Po zapoznaniu się z pierwszą częścią, zatytułowaną "Narodziny Gubernatora", wstyd byłoby nie sięgnąć po kontynuację. Jednakowoż, "Drogi do Woodbury" nie można pełnoprawnie uznać za ciąg dalszy. Przynajmniej nie w dosłownym znaczeniu, bowiem tu historia opowiada zupełnie o kimś innym, choć pojawiają się również postacie z tomu pierwszego.

Świat opanowany przez zombie. Garstka pozostałych przy życiu ludzi codziennie staje oko w oko ze swoim strachem. Nikt nie może czuć się bezpieczny. Na każdym rogu czai się śmierć. Tysiące trupów błąka się po ulicach w poszukiwaniu pożywienia. Ludzkiego mięsa. Plotki, jakoby zombiaki zjadały jedynie mózgi są przesadzone. One lubią wszystko, co się rusza i jeszcze nie gnije. Znów kłamstwo. Nie musi się wcale ruszać - może to nawet lepiej, bo nie trzeba za tym gonić.


"Życie boli bardziej niż śmierć"
                         Jim Morrison

Tak. Podobnie jak w części pierwszej "Żywych Trupów", tu również znaleźć można kilka klimatycznych cytatów. A ten powyższy jest już na samym wstępie. I trudno tu się nie zgodzić z tym stwierdzeniem, bowiem bohaterom ciężko jest przeżyć w zaistniałych okolicznościach. Zapewne mniej problematyczną i mniej bolesną byłaby śmierć właśnie. Wystarczy po prostu przestać uciekać. Pogodzić się ze swoim losem, zatrzymać się i czekać na to, co nieuniknione - skonsumowanie przez zombie lub, co może i jeszcze gorsze - zostanie jednym z nich. Ale nie! Zawsze trafi się grupka uciekinierów, która za wygraną nie da i będzie uciekać do końca świata i o jeden dzień dłużej. Pie*rzyć system! Zjeść się nie damy!

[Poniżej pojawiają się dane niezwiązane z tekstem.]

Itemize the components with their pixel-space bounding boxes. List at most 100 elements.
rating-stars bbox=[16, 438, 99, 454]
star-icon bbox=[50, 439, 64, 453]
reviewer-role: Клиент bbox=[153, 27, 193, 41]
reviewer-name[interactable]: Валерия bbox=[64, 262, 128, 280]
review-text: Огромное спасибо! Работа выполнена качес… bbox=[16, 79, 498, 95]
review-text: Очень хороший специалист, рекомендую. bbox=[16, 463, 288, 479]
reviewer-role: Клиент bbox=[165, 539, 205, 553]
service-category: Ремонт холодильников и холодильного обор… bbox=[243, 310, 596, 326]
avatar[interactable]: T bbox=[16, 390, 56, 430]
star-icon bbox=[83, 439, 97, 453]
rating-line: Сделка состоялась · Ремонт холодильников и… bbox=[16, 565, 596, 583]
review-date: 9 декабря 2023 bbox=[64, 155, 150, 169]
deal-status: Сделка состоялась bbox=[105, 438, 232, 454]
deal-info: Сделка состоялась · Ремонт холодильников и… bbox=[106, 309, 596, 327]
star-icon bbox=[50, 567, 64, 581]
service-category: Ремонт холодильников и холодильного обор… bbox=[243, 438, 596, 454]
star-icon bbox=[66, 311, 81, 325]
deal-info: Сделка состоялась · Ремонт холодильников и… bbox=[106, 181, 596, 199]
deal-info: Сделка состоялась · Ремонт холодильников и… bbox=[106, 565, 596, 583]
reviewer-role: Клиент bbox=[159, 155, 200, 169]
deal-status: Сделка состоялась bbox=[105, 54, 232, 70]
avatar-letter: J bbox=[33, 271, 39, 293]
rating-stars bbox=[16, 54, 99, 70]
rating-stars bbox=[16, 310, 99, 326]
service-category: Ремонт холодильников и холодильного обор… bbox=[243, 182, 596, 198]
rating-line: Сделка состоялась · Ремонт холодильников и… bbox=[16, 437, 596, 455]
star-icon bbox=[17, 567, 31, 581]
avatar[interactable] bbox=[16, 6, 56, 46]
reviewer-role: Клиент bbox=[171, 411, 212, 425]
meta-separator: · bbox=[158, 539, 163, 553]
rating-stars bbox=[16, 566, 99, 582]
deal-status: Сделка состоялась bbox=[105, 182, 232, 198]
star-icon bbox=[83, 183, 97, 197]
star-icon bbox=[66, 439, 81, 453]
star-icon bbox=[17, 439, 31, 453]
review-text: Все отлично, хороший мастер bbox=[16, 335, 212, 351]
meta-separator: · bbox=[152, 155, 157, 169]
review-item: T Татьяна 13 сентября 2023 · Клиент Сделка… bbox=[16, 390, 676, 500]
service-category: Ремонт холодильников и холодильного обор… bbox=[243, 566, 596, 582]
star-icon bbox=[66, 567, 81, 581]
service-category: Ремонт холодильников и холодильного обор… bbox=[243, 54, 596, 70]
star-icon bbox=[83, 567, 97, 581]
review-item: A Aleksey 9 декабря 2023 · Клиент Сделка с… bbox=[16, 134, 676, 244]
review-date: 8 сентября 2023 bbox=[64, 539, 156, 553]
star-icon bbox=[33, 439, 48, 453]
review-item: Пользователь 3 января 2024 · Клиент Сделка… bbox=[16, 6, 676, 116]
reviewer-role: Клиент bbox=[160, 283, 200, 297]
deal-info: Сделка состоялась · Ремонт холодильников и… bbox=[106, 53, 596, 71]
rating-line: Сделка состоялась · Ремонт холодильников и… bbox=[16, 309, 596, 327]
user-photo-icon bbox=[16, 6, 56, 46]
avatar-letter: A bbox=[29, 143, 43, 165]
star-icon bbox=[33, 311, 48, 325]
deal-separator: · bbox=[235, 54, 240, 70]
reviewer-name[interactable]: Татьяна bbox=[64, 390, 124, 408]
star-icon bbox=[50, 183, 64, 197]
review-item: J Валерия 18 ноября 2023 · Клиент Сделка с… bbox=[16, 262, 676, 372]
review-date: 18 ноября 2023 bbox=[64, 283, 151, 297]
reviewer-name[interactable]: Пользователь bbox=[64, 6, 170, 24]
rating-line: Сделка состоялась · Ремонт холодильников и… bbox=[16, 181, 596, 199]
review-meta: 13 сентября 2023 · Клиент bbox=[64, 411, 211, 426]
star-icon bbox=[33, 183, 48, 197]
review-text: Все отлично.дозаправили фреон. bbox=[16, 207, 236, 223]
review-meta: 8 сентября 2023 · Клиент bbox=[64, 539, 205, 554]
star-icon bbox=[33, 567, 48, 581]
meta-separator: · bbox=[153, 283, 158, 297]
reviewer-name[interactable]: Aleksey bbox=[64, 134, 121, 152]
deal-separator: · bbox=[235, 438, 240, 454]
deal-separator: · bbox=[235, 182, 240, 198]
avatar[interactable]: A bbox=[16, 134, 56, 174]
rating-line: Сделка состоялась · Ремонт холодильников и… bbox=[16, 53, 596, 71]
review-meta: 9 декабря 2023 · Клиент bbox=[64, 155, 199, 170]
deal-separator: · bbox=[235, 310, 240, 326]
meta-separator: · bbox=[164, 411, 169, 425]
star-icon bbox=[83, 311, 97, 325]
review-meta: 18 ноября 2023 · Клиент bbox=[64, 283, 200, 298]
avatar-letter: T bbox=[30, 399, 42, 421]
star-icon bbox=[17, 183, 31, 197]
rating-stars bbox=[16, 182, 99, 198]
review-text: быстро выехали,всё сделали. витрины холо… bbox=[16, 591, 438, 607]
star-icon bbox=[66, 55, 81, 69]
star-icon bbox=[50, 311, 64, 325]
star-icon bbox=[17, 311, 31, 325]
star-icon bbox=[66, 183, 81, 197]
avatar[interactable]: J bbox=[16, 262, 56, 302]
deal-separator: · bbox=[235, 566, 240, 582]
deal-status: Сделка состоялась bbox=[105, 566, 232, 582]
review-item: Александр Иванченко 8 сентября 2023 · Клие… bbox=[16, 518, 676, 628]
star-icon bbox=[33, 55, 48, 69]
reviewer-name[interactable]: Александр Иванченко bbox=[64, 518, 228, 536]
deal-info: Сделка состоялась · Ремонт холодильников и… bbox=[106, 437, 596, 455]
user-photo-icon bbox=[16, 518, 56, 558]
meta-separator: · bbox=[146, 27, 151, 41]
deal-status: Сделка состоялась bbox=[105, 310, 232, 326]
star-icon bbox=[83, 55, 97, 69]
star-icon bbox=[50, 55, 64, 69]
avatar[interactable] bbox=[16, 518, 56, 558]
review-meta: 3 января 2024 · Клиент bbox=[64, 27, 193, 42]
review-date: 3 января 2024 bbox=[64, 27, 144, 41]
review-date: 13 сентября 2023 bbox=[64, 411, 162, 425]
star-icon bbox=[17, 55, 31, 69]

W ten oto sposób czytelnikowi przedstawieni zostają ludzie, którzy utworzyli małą społeczność wygnańców i podróżują razem po Atlancie. Jedną z nich jest Lilly Caul - młoda i nieco lękliwa dziewczyna, która nie przeżyłaby zbyt długo na tym padole łez bez pomocy innych. Zawsze może liczyć na Josha, potężnie zbudowanego Afroamerykanina, który wspiera ją pomimo przeciwności losu. Uchodźcy rozbijają obozowisko na rozległej polanie wśród drzew, myśląc iż będą mogli w spokoju odpocząć od codziennych trudów. Niestety, nie na długo, gdyż wkrótce - nawiasem mówiąc, w najmniej odpowiednim momencie - pojawia się horda żywych trupów. Krew, krzyk, flaki i śmierć niewinnych osób. W tym i również dzieci... Ciąg wydarzeń związanych z tym właśnie faktem przedkłada się w końcu na to, iż... Lilly, Josh oraz kilka innych osób opuszczają obóz. W zorganizowanym pośpiechu.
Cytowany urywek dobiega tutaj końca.